• carl gustav jungun analitik kuramında kişiliğin komponentlerinde bulunan arketiplerden bir tanesidir. (diğerleri; persona, anima, animus ve selftir.)

    ''jung'a göre; psişenin en karanlık ve en derin bölümüdür. kollektif bilinçdışının bir parçasıdır. insanlık öncesi dönemdeki atalarımızdan kalan bölümdür, bu nedenle tüm hayvanı içgügüleri içerir. ahlak dışı, saldırgan, hırslı,... v.b. eğilimler gölge'den kaynaklanır.

    diğer tüm arketipler gibi gölge de kendinin bir ifade bulmasını talep eder. canavarlar, şeytanlar sembolik olarak dünyaya yansıtılan gölge'lerin görüntüleridir. ''

    gölge ısrarcıdır. persona'nın baskısına boyun eğmez. ego ve gölgeişbirliği yaptığında kişi kendini yaşam dolu hisseder. böyle durumlarda ego, içgüdüsel güçleri yönlendirir. kişinin bilimç dünyası genişler, zihinsel işlevler canlılık kazanır, bedensel etkinlik artar. gölgenin içindeki kötü öğeler, her şey yolunda gittiği zaman, bilinçdışı'nda etkisiz kalırlar. kişi bunalımla ya da bir zorlanma ile karşılaşınca, gölge ego üzerinde egemenlik kurmaya çalışır.

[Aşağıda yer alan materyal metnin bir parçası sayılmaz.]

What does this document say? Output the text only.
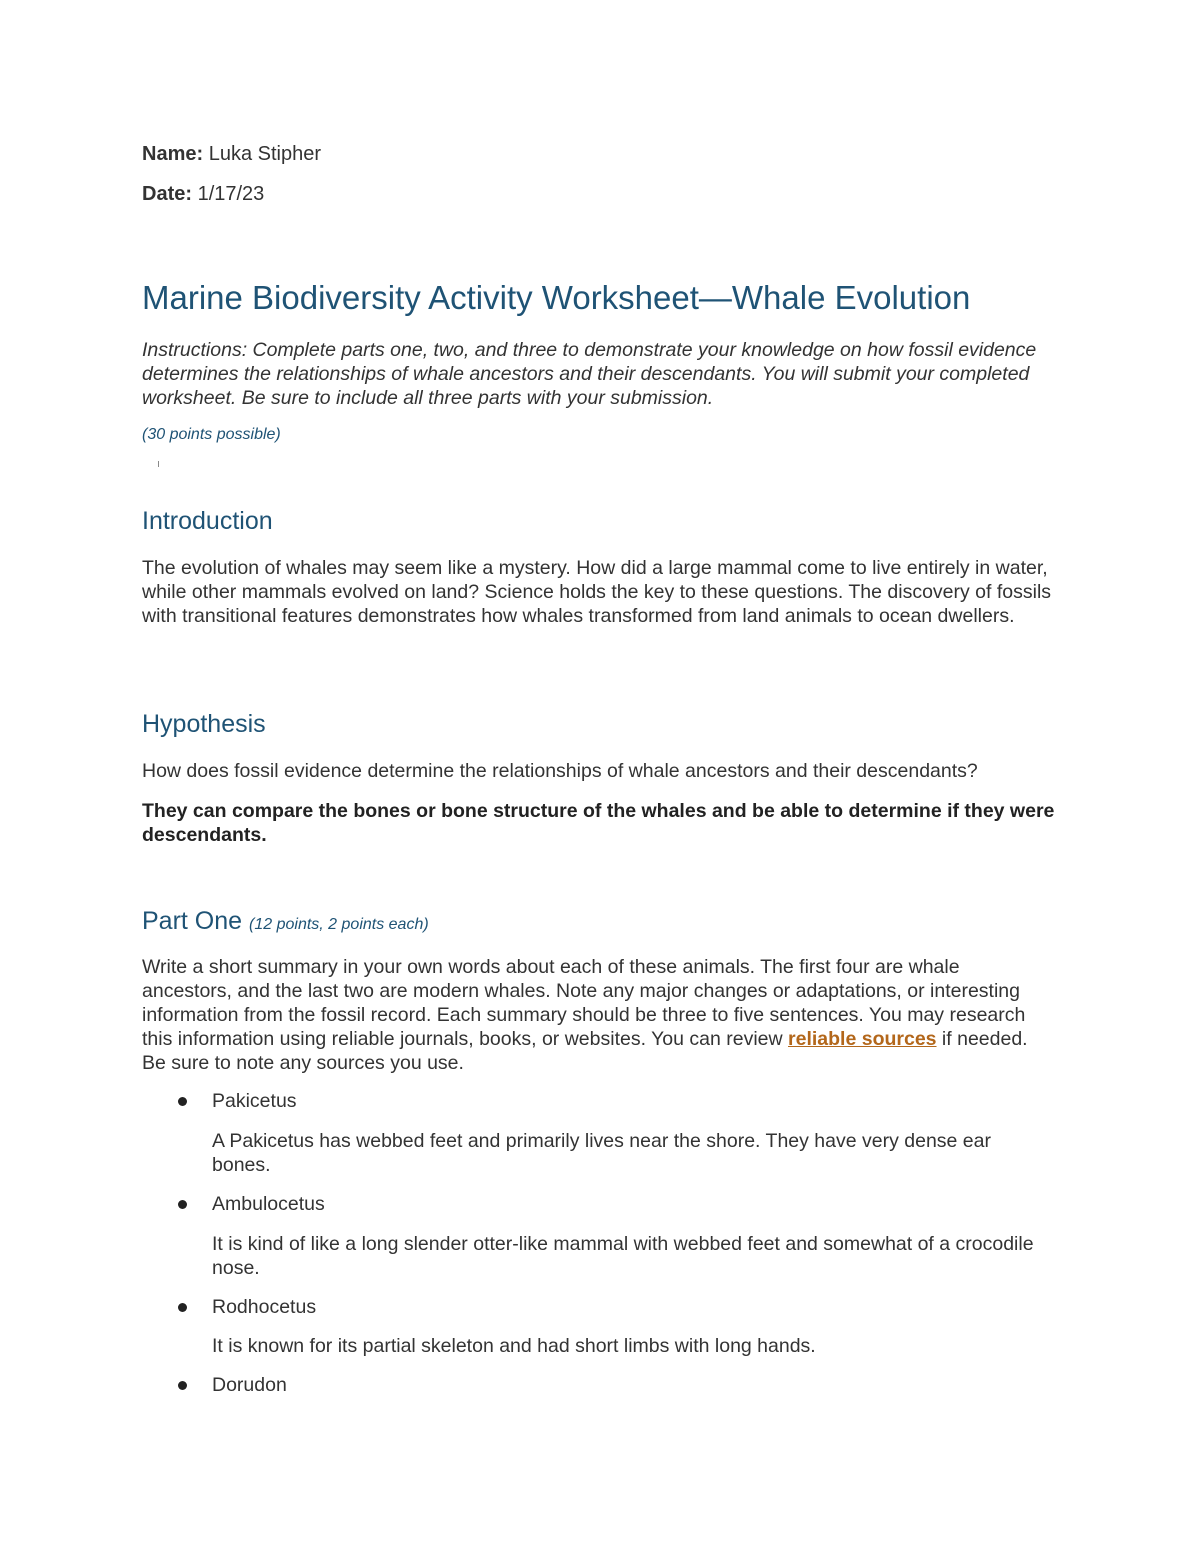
Name: Luka Stipher

Date: 1/17/23

Marine Biodiversity Activity Worksheet—Whale Evolution

Instructions: Complete parts one, two, and three to demonstrate your knowledge on how fossil evidence determines the relationships of whale ancestors and their descendants. You will submit your completed worksheet. Be sure to include all three parts with your submission.

(30 points possible)

Introduction

The evolution of whales may seem like a mystery. How did a large mammal come to live entirely in water, while other mammals evolved on land? Science holds the key to these questions. The discovery of fossils with transitional features demonstrates how whales transformed from land animals to ocean dwellers.

Hypothesis

How does fossil evidence determine the relationships of whale ancestors and their descendants?

They can compare the bones or bone structure of the whales and be able to determine if they were descendants.

Part One (12 points, 2 points each)

Write a short summary in your own words about each of these animals. The first four are whale ancestors, and the last two are modern whales. Note any major changes or adaptations, or interesting information from the fossil record. Each summary should be three to five sentences. You may research this information using reliable journals, books, or websites. You can review reliable sources if needed. Be sure to note any sources you use.

Pakicetus

A Pakicetus has webbed feet and primarily lives near the shore. They have very dense ear bones.

Ambulocetus

It is kind of like a long slender otter-like mammal with webbed feet and somewhat of a crocodile nose.

Rodhocetus

It is known for its partial skeleton and had short limbs with long hands.

Dorudon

    jung, gölge'nin değiştirilmesi ya da yenilmesi yerine onun tanınmasını ve ona işlerlik kazandırılmasını vurgular. jung'a göre; gölge'nin hayvansal doğası, canlılık, doğallık ve yaratıcılık demektir, gölge'sini inkar eden kişi sıkıcı ve cansızdır.''
  • "sen zülüf gölgesinde
    ben yandım güne karşı"

    *
  • "gölgem kayboldu gönlüm dolunca"

    derler.
  • gölge, carl gustav jung tarafından adlandırılmış arketiplerden biri olarak tanımlanır.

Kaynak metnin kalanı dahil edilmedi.